From his perspective, the Army hospital managed the crisis very well, following its plan and compensating for the demands of treating so many people with such severe wounds.

For example, as a hospital that serves not only 50,000 soldiers but also about twice that many Army families and retirees, Darnall Medical Center has a large obstetrics department. Those staff members filled whatever roles were needed in the operating room. So did people from other specialties.

“I had an ophthalmologist helping me in the O.R. for a while, just for an extra hand,” Jeanette said.

Darnall Medical Center has two trauma bays, he said. It admitted about 30 people who were injured in the shootings.

In the operating room, Jeanette's pager went off numerous times. A glance showed it was his wife, Dr.
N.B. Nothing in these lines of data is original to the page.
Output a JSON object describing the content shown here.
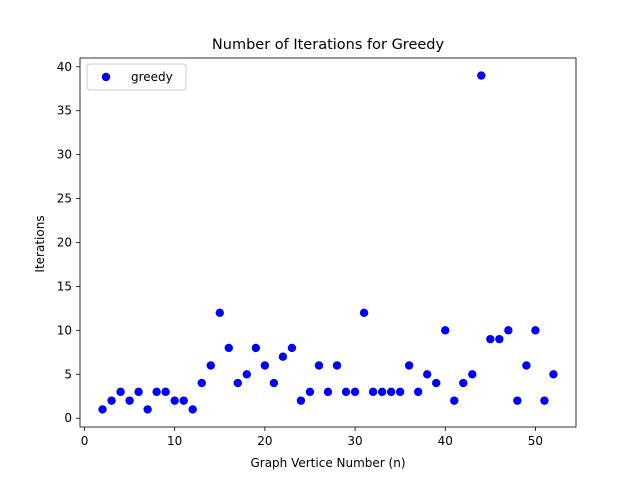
{
  "chart_data": {
    "type": "scatter",
    "title": "Number of Iterations for Greedy",
    "xlabel": "Graph Vertice Number (n)",
    "ylabel": "Iterations",
    "xlim": [
      -0.5,
      54.5
    ],
    "ylim": [
      -1.0,
      41.0
    ],
    "xticks": [
      0,
      10,
      20,
      30,
      40,
      50
    ],
    "yticks": [
      0,
      5,
      10,
      15,
      20,
      25,
      30,
      35,
      40
    ],
    "grid": false,
    "legend_position": "top-left",
    "series": [
      {
        "name": "greedy",
        "color": "#0000ff",
        "marker": "circle",
        "x": [
          2,
          3,
          4,
          5,
          6,
          7,
          8,
          9,
          10,
          11,
          12,
          13,
          14,
          15,
          16,
          17,
          18,
          19,
          20,
          21,
          22,
          23,
          24,
          25,
          26,
          27,
          28,
          29,
          30,
          31,
          32,
          33,
          34,
          35,
          36,
          37,
          38,
          39,
          40,
          41,
          42,
          43,
          44,
          45,
          46,
          47,
          48,
          49,
          50,
          51,
          52
        ],
        "y": [
          1,
          2,
          3,
          2,
          3,
          1,
          3,
          3,
          2,
          2,
          1,
          4,
          6,
          12,
          8,
          4,
          5,
          8,
          6,
          4,
          7,
          8,
          2,
          3,
          6,
          3,
          6,
          3,
          3,
          12,
          3,
          3,
          3,
          3,
          6,
          3,
          5,
          4,
          10,
          2,
          4,
          5,
          39,
          9,
          9,
          10,
          2,
          6,
          10,
          2,
          5
        ]
      }
    ]
  }
}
Christine Anderson, calling.

He knew that she had to be watching news accounts and worried sick, and that his parents would be too. But there was no time to call.

“We were asking ourselves if he was in the middle of (the shooting), or in the middle of surgery,” Joe Jeanette Sr. said.

Dr. Jeanette finally took a moment to call his wife after his second surgery. She relayed word to Omaha that he was not hurt.

Joe Jeanette Sr. teaches a class at Metro Community College. He just completed a lesson on the effects of traumatic incidents on police and other first responders. Now his son is among the many at Fort Hood who are living through such a lesson.